Den umstrittenen Kartoffeln war ein Lektin aus Schneeglöckchen (Galanthus
nivalis) übertragen worden. Lektine sind Eiweiße, mit denen Pflanzen ihre
Fraßfeinde abwehren. Das für Säugetiere harmlose Schneeglöckchen-Lektin
wirkt speziell gegen Insekten und Fadenwürmer.
Gruppen von jeweils 6 Ratten fraßen entweder lektinhaltige Genkartoffeln,
normale Kartoffeln, denen das Lektin zugesetzt wurde, oder gewöhnliche
Kartoffeln. Die Versuchsreihe umfaßte sowohl rohe als auch gekochte
Kartoffeln. Anschließend wurde der Verdauungstrakt der Ratten untersucht
(Lancet 1999/354/S.1353-1354). Die Ergebnisse sind ziemlich diffus: Bei den
gekochten Kartoffeln kam es in Anwesenheit des Lektins zu einer
geringfügigen aber signifikanten Verdickung der Magenschleimhaut. Im
Dünndarm errechnete Pusztai eine signifikante Verlängerung der Zotten in
Gegenwart des Lektins von 75 µm auf 78 µm (Standardabweichung 19). Im
Blinddarm verlängerte die Zugabe von Lektin die Zotten von 95 µm auf 98 µm,
während die genmanipulierten Lektin-Kartoffeln die Zotten auf 70 µm verkürzt
haben sollen. Auch daraus errechnet Pusztai einen signifikanten Einfluß des
Lektins. Die Versuchsreihe mit den rohen Kartoffeln wurde nur noch teilweise
statistisch bearbeitet, wobei die Ergebnisse genauso uneinheitlich
ausfallen. Pusztai legt bei seiner Interpretation der Daten vor allem Wert
auf die Feststellung, nicht das Lektin habe die Darmzotten verändert,
sondern bisher unbekannte Nebenwirkungen der gentechnischen Manipulation.
Bei den kleinen Versuchsgruppen ist keines der Ergebnisse als gesichert zu
betrachten.

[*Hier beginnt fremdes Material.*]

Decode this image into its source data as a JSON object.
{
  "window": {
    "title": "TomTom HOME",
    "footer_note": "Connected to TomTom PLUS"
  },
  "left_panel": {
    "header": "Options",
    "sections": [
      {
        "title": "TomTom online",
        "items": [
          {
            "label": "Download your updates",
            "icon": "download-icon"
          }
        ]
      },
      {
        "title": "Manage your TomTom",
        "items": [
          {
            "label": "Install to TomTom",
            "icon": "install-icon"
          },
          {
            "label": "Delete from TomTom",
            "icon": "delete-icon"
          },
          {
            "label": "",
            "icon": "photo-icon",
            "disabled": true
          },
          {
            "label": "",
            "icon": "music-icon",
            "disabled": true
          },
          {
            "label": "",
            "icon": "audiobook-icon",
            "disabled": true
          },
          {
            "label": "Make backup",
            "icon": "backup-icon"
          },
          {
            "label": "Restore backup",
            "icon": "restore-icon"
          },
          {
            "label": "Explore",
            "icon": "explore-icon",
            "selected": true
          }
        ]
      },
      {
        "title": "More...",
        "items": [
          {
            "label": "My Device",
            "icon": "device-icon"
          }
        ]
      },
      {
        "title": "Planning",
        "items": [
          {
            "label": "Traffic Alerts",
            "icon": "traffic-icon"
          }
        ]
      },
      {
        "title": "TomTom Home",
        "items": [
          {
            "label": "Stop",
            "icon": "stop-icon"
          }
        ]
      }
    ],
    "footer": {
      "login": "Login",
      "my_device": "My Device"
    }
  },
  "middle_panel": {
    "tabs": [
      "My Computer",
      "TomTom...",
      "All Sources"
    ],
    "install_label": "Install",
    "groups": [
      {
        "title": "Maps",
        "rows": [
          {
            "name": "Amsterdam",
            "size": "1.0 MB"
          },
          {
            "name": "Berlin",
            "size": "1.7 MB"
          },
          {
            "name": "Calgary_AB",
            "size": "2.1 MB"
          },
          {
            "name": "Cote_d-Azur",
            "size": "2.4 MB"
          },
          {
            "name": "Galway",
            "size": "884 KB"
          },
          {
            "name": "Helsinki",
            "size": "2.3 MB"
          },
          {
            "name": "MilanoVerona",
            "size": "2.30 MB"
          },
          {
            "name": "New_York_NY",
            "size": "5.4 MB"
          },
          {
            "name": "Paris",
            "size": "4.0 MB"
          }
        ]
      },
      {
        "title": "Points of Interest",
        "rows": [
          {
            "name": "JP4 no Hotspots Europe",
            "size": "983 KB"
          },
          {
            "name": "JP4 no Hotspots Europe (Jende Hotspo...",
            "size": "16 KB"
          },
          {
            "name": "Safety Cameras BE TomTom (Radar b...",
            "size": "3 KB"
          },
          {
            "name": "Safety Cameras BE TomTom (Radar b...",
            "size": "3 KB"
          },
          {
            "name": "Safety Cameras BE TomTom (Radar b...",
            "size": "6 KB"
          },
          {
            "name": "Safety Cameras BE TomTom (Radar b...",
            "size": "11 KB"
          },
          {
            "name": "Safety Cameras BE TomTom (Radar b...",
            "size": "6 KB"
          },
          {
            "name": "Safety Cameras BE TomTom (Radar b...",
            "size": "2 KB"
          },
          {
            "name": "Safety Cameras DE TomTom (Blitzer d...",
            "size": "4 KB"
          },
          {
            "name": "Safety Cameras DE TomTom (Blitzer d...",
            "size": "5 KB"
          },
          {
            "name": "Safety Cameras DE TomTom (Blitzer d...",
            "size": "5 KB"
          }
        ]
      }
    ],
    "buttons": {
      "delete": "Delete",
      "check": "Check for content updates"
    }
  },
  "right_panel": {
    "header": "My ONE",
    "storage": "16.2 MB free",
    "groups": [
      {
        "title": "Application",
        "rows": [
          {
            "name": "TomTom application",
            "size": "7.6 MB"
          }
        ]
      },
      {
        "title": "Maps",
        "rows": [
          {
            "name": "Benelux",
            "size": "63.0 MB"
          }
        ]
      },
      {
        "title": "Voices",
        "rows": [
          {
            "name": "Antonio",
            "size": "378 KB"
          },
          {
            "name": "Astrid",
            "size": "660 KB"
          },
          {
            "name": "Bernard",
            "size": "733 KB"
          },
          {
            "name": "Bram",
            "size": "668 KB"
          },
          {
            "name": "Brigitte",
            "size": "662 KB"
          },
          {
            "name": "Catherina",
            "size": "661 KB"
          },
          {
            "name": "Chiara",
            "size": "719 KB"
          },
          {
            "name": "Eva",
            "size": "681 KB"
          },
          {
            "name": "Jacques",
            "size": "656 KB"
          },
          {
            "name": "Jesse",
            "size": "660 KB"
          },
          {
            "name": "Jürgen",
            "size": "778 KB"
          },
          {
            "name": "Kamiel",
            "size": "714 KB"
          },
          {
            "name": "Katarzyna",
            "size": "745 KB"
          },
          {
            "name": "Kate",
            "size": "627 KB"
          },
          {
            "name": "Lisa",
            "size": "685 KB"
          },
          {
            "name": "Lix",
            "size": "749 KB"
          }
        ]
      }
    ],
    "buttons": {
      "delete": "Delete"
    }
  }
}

Die Behauptung, daß vor allem die gentechnische Bearbeitung für
die Effekte verantwortlich ist, wird von der Statistik nicht gestützt - sie
ist noch weniger greifbar als der angebliche Einfluß des Lektins. Da eine
Versuchsgruppe fehlt, bei der nur der Vektor, d.h. das Transportsystem für
das fremde Gen, eingesetzt wurde, ist Pusztais Spekulation weder zu beweisen
noch zu widerlegen.

Es ist wenig erstaunlich, daß Pusztai die Lektin-Effekte auf den Magen, aber
nicht auf den Darm in den Vordergrund stellt: In einer älteren Arbeit hatte
er bereits die völlige Harmlosigkeit des Schnee-glöckchen-Lektins für den
Darmtrakt der Ratte gezeigt. Noch bemerkenswerter ist sein Ergebnis, daß
stattdessen das Lektin aus Weizenkeimen ziemlich schädlich für den
Verdauungstrakt ist. (British Journal of Nutrition 1993/70/S.313-321) Die
Kritik an der konfusen, unvollständigen und manchmal widersinnigen
Statistik verblaßt angesichts eines anderen, gravierenderen Problems:
Kartoffeln enthalten stets Glykoalkaloide wie Solanin, die den
Verdauungstrakt stark reizen können. Der New Scientist fand auf Pusztais
Internetseite den Hinweis, daß sich die verfütterten Kartoffeln deutlich in
ihrer Zusammensetzung unterschieden hatten - offenbar eine Folge der
unterschiedlichen Anbautechniken auf dem Feld bzw. der Gewinnungsmethoden im
Labor (New Scientist v. 16.10.1999/S.6-7). Da Tageslicht ebenso wie die
Lagerdauer zu erheblichen Schwankungen im Solaningehalt führen kann, ist
eine Kontrolle dieser Einflußgröße unverzichtbar. Zugleich fehlt die Angabe
der Zusammensetzung des Futters. Die einzige mitgeteilte Zahl, der
Proteingehalt, ist mit 6% so niedrig, daß man getrost von Mangelernährung
sprechen kann.

Fazit: Pusztais Publikation ist wissenschaftlich nahezu wertlos - sie
erlaubt keinerlei Rückschlüsse auf Risiko oder Harmlosigkeit der
untersuchten transgenen Kartoffeln. Klar ist nur, daß es sich um ein
peinliches Beispiel für unnötige Tierquälerei handelt.